Car c’est ici le point décisif. Si Jésus-Christ a été outragé et continue de l’être par des
légions d’individus assez bas pour outrager Celui qui consentit à se tenir dans l’extrême
bassesse et assez vulgaires pour ne comprendre pas que c’est l’extrême bassesse consentie
puis convertie qui atteste Sa messianité, la raison décisive non seulement de ne pas Lui égaler
Muhammad mais même de contester à celui-ci son intégrité de prophète et l’authenticité de
ses prophéties, c’est la réussite, sociale politique érotique militaire du potentat de Médine.
Henri Meschonnic le rappelait naguère (sauf à ne pas l’illustrer par son cas personnel) : le
signe indubitable du prophète, c’est qu’il rompt en visière avec les idées établies, s’affronte à
l’Opinion, se trouve rejeté par ses compatriotes et ses contemporains. Il en fut ainsi de tous les
prophètes hébreux, sans exception. Nietzsche, le dernier grand prophète européen (non, après
lui il y a Bernanos !) (non ! après lui il y a Soljenitsyne !), beaucoup plus spirituel (en tous
sens) et plus scintillant, plus pénétrant que Mohammed, le savait bien, qui se flatte à mainte
reprise d’être incompris et incompréhensible.
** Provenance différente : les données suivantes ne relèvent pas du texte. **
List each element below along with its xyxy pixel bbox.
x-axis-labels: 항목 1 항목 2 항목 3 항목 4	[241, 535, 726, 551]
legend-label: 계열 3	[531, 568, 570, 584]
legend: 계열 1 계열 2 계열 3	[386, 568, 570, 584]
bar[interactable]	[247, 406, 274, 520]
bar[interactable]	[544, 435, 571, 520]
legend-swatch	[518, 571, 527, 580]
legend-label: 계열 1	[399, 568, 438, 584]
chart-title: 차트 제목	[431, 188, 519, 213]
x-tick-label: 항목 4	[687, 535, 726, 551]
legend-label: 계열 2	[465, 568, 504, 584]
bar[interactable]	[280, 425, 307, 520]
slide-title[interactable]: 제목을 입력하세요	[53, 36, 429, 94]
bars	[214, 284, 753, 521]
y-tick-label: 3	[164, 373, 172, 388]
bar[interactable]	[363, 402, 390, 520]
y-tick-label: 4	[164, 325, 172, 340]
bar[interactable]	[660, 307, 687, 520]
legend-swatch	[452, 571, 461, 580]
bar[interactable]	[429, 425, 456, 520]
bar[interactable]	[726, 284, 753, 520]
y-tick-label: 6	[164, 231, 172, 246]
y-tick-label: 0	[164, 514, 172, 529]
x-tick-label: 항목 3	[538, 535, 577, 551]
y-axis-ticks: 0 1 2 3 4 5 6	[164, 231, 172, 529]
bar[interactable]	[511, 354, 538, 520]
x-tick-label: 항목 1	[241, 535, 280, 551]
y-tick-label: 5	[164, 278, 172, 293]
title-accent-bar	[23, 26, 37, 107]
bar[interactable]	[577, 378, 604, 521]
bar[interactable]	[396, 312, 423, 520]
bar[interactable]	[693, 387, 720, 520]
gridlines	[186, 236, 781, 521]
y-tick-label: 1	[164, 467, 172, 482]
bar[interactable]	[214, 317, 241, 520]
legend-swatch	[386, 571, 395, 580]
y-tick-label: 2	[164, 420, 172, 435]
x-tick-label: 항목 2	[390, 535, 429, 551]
Tout me porte à croire 7 que le don de prophétie
aura été accordé à celui qui, nonobstant les contes je veux dire les tripatouillages d’Othman ce
sourcilleux Offenbach du califat, fut d’abord le fidèle truchement d’un Dieu arabe ou d’un
rabbin ébionite, et c’est ce qui rend si beaux ou si belles tant de versets tant de sourates du
Coran où transpire le meilleur des évangiles apocryphes, mais que grisé et enhardi par ses
succès Mohammed, ne se sentant plus de joie, tel le corbeau de la fable laissa choir le
fromage – la dictée véridique - et se mit à croasser dans une langue de bois, celle de sa libido.
C’en est assez de ce soupçon pour faire admettre me semble-t-il à tout musulman dont la tête
n’est pas cerné d’un tortil de fer que son prophète est passible infiniment plus que JésusChrist d’être frappé de suspicion et tourné en dérision, qu’il doit se résigner, ce musulman, au
moins en Europe, à supporter virilement ce que les chrétiens ont accoutumé de supporter
depuis vingt siècles, trahissant l’Evangile quand ils ne le supportaient pas.
7
Cette hypothèse est absolument indemne d’originalité.